Jagdregeln

Beim Jagdreiten müssen bestimmte Regeln eingehalten werden, um Risiken zu vermeiden. Zu den Jagdregeln gehört, dass der Master, der das Feld führt, nicht überholt werden darf, damit die Hunde nicht gefährdet werden und der Master das Feld lenken kann. Es muss Strich geritten werden, das heißt, das Jagdfeld darf nicht gekreuzt werden. Ein Reiter, der quer zum Feld reitet gefährdet sich und andere. Bei einer Verweigerung muss der Sprung sofort freigegeben werden, also zur Seite geritten werden, damit kein Stau entsteht und die nächsten Pferde springen können. Ein Pferd, das zum Ausschlagen neigt, muss mit einer roten Schleife im Schweif gekennzeichnet werden.

Stelldichein

Man trifft sich etwa eine halbe Stunde vor Abritt beim "Stelldichein". Alle Teilnehmer tragen sich ins Jagdbuch ein und entrichten das "Cap-Geld". Nach einem Sherry oder so macht man rechtzeitig das Pferd fertig und reitet im Schritt ab.

Ablauf

Die Meute und die Reiter sammeln sich und nach ein paar Begrüßungsworten geht es los. Die Jagd ist unterteilt in mehrere "Schleppen" oder "Lines". Die Strecke ist vorbereitet und mit festen Hindernissen versehen. Es wird meist in zwei Feldern geritten. Im ersten Feld werden die Sprünge überwunden, im zweiten Feld nicht.

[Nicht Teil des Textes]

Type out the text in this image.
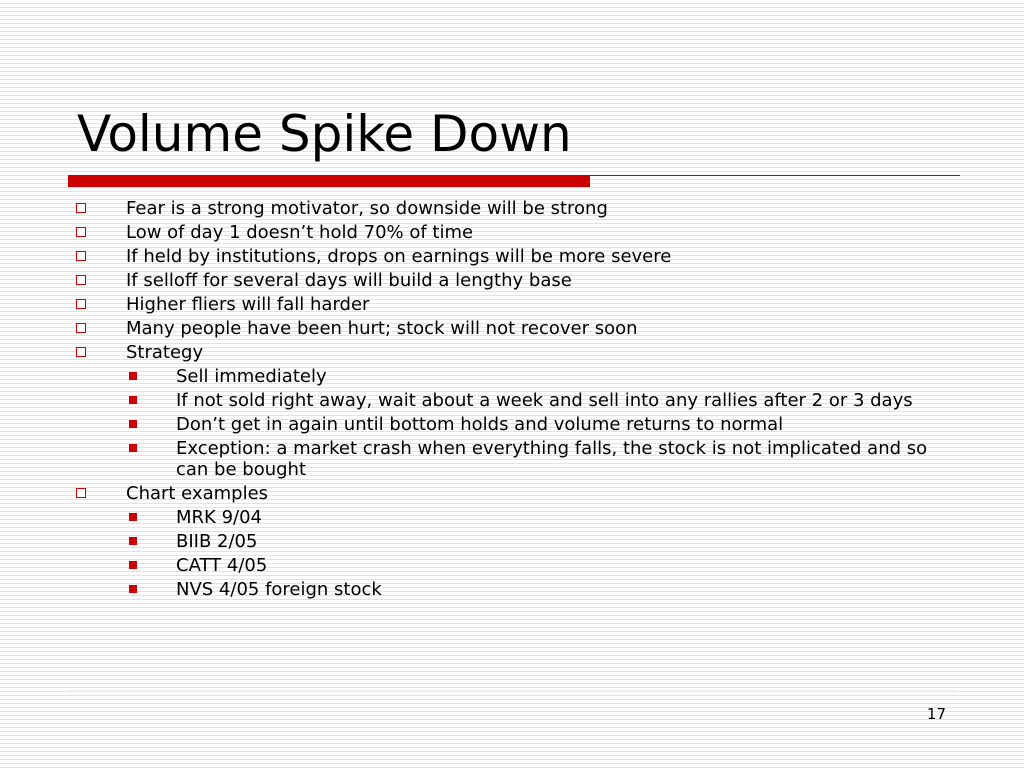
Volume Spike Down
Fear is a strong motivator, so downside will be strong
Low of day 1 doesn’t hold 70% of time
If held by institutions, drops on earnings will be more severe
If selloff for several days will build a lengthy base
Higher fliers will fall harder
Many people have been hurt; stock will not recover soon
Strategy
Sell immediately
If not sold right away, wait about a week and sell into any rallies after 2 or 3 days
Don’t get in again until bottom holds and volume returns to normal
Exception: a market crash when everything falls, the stock is not implicated and so can be bought
Chart examples
MRK 9/04
BIIB 2/05
CATT 4/05
NVS 4/05 foreign stock
17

Die Zuschauer werden auf einer Jagd meistens auf Treckeranhängern zu den Aussichtspunkten gefahren. Bitte beim Stelldichein erfragen.

Am Ende der Jagd ziehen die Reiter den rechten Handschuh aus und rufen sich "Horrido" zu. Am Sammelplatz wartet man das Signal zum Absitzen vom Hundemaster ab. Die Hunde erhalten ihr "Curée" (meist Pansen), und die Reiter holen sich bei der Jagdherrschaft ihren Eichnbruch ab.

Nach dem Versorgen der Pferde folgt das "Schüsseltreiben", ein geselliges Beisammensein mit Speiß und Trank.